Имя у Хохотуева было неожиданное – Пинай. Пинай Назарович Хохотуев – так его величали полностью. Об этом Степан Дмитриевич узнал, когда они шли по зоне к тому самому загадочному хвостохранилищу, в котором хранился мрамор. Он был коренной сибиряк, прихвастнул, пока они шли, о геройских подвигах своих дедов, казачествовавших ещё с Ермаком и даже, после гибели атамана, доставивших его знаменитый панцирь в дар тогдашнему казахскому хану, чтобы тот подчинился великому государю всея Руси Фёдору Иоанновичу (так именно и сказал – и «великому», и «государю», и «всея», и «Руси» – без даже тени усмешки). О себе, почему он здесь, Хохотуев высказался сурово – должно быть, чтобы Степан уверился в безоговорочном раскаянии грешника: «Я живого человека убил, партийца. Судили меня, приговорили к расстрелу. Потом расстрел отменили, дали двенадцать лет. Тот партиец, которого я убил, оказался троцкистской гнидой». Ещё Хохотуев говорил про какого-то парикмахера Измаила, который из волос заключённых валяет валенки якобы для подарков фронту, а сам за деньги сбывает эти валенки вольным на водном промысле. Но он, Хохотуев, этого парикмахера, который от слова «хер», на чистую воду выведет. Рассказывал, почему его не взяли на фронт из лагеря в сорок втором, как многих, а назначили начальником по хозяйству – за личные заслуги перед комдивом, но за какие такие «личные», он говорить не стал. Смеясь, поведал о Бен-Салибе: «Томе Джексоне, негритёнке из фильма „Красные дьяволята“, помнишь? – (Степан помнил, но смутно.) – Ну там они ещё белогвардейский обоз для Будённого захватили, он, Том, лёг тогда на дороге, как будто мёртвый, а два красных дьяволёнка других, девчонка с братом её, у которых махновцы папашу шлёпнули, как выскочат из-за горки и давай вязать всё это офицерьё, которое при обозе…»
– Сюда-то его за что? – спросил Степан Дмитриевич ненароком.
– Как за что? – Пинай Назарович удивился. – Он же эфиопский шпион, к нам сюда ни за что не попадают.
– Я однажды с эфиопом дружил, – сказал зачем-то Степан Дмитриевич в ответ. – Народ отличный, дружный, весёлый…
– Дружный, – согласился Пинай. – Только воняют очень. Негры…

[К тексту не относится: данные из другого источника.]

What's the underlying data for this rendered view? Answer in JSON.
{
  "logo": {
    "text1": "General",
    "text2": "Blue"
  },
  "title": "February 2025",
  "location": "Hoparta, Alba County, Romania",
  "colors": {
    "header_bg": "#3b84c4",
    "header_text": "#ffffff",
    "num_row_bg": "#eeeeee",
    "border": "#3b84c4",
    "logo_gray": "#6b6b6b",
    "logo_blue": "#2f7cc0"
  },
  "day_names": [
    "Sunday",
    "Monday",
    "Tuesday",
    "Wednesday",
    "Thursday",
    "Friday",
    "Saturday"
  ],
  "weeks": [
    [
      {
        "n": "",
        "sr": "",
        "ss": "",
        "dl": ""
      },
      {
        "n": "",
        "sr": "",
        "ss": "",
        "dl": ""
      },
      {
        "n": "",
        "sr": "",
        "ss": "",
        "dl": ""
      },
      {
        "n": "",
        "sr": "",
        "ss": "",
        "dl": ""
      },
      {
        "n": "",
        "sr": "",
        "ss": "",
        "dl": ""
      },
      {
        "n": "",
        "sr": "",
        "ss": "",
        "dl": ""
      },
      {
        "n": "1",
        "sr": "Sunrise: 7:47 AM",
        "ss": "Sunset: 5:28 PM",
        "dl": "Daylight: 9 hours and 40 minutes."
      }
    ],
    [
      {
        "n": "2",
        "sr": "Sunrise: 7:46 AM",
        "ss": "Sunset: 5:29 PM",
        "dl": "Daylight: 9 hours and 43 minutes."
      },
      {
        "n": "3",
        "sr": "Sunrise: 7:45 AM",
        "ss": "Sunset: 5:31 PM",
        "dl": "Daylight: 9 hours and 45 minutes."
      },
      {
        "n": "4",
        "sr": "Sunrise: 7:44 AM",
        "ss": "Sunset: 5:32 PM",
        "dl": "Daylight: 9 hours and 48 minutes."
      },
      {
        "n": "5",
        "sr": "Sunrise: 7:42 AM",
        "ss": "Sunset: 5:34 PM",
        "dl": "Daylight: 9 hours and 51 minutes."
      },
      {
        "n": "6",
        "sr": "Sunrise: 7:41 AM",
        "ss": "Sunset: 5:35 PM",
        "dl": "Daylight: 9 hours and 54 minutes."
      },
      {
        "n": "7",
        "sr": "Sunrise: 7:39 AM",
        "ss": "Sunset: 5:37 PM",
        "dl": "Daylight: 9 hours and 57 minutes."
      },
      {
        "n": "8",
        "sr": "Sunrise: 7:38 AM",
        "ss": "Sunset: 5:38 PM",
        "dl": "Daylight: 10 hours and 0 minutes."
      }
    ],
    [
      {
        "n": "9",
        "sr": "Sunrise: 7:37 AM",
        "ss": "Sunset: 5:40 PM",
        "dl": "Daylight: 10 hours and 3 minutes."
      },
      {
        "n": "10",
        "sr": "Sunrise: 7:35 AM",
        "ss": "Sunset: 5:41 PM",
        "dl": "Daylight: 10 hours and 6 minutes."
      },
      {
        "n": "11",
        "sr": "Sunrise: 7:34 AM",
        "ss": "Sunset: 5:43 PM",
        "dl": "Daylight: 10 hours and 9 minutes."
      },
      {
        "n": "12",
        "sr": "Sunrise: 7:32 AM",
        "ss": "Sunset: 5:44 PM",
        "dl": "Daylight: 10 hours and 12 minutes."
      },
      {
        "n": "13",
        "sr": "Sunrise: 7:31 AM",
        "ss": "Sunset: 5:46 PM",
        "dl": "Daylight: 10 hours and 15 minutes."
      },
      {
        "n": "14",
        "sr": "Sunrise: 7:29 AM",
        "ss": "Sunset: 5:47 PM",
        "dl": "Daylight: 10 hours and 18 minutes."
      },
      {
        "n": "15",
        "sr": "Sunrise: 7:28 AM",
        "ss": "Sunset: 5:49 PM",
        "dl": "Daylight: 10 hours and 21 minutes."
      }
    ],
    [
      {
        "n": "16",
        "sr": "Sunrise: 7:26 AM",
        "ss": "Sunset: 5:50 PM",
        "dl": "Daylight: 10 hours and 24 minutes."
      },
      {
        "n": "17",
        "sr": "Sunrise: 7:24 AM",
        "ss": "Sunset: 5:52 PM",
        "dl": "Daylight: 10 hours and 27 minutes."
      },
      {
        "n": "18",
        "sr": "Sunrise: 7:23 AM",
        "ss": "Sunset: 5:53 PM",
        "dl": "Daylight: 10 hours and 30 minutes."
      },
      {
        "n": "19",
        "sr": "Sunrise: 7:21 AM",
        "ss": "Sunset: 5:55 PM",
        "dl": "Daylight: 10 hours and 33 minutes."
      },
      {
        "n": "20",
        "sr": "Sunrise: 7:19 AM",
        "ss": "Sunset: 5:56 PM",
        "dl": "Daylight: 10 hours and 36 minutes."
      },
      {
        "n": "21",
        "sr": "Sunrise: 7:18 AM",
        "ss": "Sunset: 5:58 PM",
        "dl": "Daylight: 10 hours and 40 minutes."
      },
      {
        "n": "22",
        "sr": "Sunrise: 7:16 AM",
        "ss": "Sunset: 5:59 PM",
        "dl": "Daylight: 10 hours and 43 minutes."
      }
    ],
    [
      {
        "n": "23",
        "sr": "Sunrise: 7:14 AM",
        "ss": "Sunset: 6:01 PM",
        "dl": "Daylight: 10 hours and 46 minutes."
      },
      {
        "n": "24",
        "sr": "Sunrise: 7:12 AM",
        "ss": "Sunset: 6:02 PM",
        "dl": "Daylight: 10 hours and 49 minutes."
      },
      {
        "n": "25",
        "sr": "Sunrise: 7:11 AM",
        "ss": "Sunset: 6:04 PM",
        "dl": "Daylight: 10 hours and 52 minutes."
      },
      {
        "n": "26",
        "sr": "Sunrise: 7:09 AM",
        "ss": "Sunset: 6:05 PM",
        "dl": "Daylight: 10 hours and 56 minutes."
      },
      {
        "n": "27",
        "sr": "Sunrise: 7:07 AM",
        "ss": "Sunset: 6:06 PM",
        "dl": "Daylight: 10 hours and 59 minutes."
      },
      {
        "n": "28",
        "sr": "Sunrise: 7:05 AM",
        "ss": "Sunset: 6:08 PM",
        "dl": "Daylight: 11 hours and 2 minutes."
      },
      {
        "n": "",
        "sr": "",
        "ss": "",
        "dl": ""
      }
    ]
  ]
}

И повёл рассказ о блудном сыне эфиопского народа Кадоре Ивановиче Бен-Салибе, тогда двенадцатилетнем мальчишке, теперь ему уже перевалило за тридцать. Тот сбежал с торгового корабля в Севастополе в 1921 ещё году. Сбежал просто, без особого повода, новая земля, новый мир, всяко интереснее, чем палубу драить да от белокожих начальников поджопники получать…

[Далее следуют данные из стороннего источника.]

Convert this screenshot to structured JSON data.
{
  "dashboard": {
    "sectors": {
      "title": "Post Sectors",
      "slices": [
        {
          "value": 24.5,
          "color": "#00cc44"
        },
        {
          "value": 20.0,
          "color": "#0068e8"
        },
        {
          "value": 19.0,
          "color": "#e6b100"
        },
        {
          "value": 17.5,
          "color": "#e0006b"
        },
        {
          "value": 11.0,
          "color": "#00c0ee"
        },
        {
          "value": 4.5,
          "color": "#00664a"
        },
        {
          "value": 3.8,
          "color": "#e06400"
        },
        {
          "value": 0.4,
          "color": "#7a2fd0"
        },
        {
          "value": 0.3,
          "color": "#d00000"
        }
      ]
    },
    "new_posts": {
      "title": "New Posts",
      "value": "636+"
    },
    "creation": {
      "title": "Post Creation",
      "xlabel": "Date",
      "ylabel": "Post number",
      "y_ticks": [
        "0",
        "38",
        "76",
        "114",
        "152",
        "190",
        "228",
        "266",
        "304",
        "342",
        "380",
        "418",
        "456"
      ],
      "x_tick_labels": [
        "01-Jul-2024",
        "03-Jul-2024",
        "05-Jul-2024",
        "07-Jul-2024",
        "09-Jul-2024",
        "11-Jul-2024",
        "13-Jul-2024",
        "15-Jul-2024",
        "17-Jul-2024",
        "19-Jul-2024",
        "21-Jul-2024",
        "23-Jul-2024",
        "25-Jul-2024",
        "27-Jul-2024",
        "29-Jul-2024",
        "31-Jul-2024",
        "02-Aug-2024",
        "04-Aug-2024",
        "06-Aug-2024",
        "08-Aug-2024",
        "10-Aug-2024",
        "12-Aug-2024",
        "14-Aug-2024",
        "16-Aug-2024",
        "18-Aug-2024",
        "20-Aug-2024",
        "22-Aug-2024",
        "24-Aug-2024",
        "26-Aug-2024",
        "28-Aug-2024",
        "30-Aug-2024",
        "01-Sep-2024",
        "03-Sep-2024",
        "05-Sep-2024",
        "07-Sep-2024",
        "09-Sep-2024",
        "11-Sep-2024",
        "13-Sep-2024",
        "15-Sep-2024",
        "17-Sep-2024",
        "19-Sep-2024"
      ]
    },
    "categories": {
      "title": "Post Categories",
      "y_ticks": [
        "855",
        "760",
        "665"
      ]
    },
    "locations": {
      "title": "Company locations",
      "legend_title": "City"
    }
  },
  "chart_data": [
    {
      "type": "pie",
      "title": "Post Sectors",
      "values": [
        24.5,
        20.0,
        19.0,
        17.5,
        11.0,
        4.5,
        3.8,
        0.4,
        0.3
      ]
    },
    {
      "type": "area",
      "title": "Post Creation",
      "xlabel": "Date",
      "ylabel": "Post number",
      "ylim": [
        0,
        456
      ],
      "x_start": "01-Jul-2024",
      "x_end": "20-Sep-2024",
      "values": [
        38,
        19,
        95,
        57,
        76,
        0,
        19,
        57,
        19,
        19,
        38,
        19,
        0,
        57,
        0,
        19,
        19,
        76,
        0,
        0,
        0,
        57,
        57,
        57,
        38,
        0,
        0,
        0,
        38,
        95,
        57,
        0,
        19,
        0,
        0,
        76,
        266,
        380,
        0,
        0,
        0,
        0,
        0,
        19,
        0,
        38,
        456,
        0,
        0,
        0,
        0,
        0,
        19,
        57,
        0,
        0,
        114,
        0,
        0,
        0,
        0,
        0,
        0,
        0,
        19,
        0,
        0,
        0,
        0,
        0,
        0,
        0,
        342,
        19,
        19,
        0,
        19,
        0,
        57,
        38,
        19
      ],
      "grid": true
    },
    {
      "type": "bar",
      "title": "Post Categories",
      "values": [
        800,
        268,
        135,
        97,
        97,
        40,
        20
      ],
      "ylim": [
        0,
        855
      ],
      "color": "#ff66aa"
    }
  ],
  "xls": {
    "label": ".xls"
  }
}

– Вон он, кстати, – показал Пинай куда-то в сторону, туда, где рядом с серым низкорослым бараком сидел на лавочке кто-то скрюченный с явно не европейским, проперченным, угрюмым лицом.
– Как это: заключённый и без конвоя? – спросил Степан Дмитриевич удивлённо.

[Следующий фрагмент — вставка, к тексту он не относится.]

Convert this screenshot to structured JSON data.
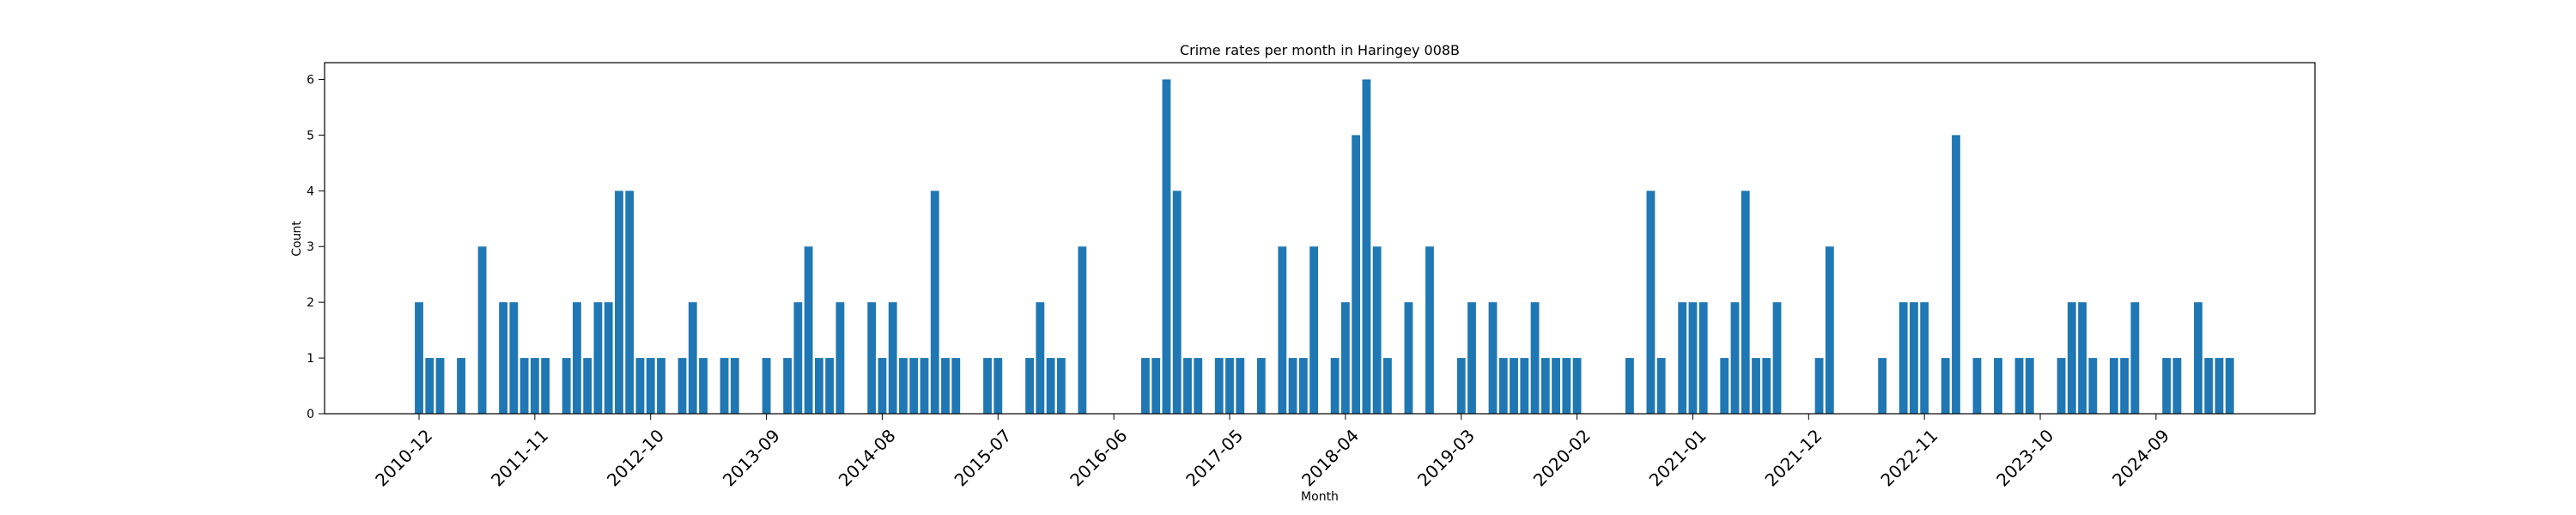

– Под конвоем? Зачем ему под конвоем? Он же, слава радио, негр! Чёрный! Он же что зимой на снегу, что летом – везде заметный. У нас, товарищ лауреат, под конвоем только котлы со жратвой носют из пищеблока, чтобы по дороге не разожрали… Эй, Салиб! – крикнул Хохотуев Салибу. – Береги кости на ногах, вдруг пригодятся!
Скрюченный, что сидел на лавочке, махнул ему неинтересно и вяло.
– Скучает, – сказал Хохотуев. – Помрёт скоро. Тощий у него организм, не то что в кино. – И запел натужно и низко на мотив хорошей песни певца Утёсова «У Чёрного моря»: – «По небу полуночи ангел летел, и тихую песню он пел…»
Степан Дмитриевич глянул на Хохотуева, как на туловище, идущее отдельно от головы, подумал: «Государь всея Руси… Лермонтов… Что это за лагерь такой имени ОГПУ? При чём тут это вечное „слава радио“? И имя нелюдское – Пинай». Спрашивать не стал, постеснялся.
Хохотуев допел до звуков небес, тех, что заменить не могли, и посмотрел Степану Дмитриевичу в глаза:
– Ласточку только корми… Не забывай птичку…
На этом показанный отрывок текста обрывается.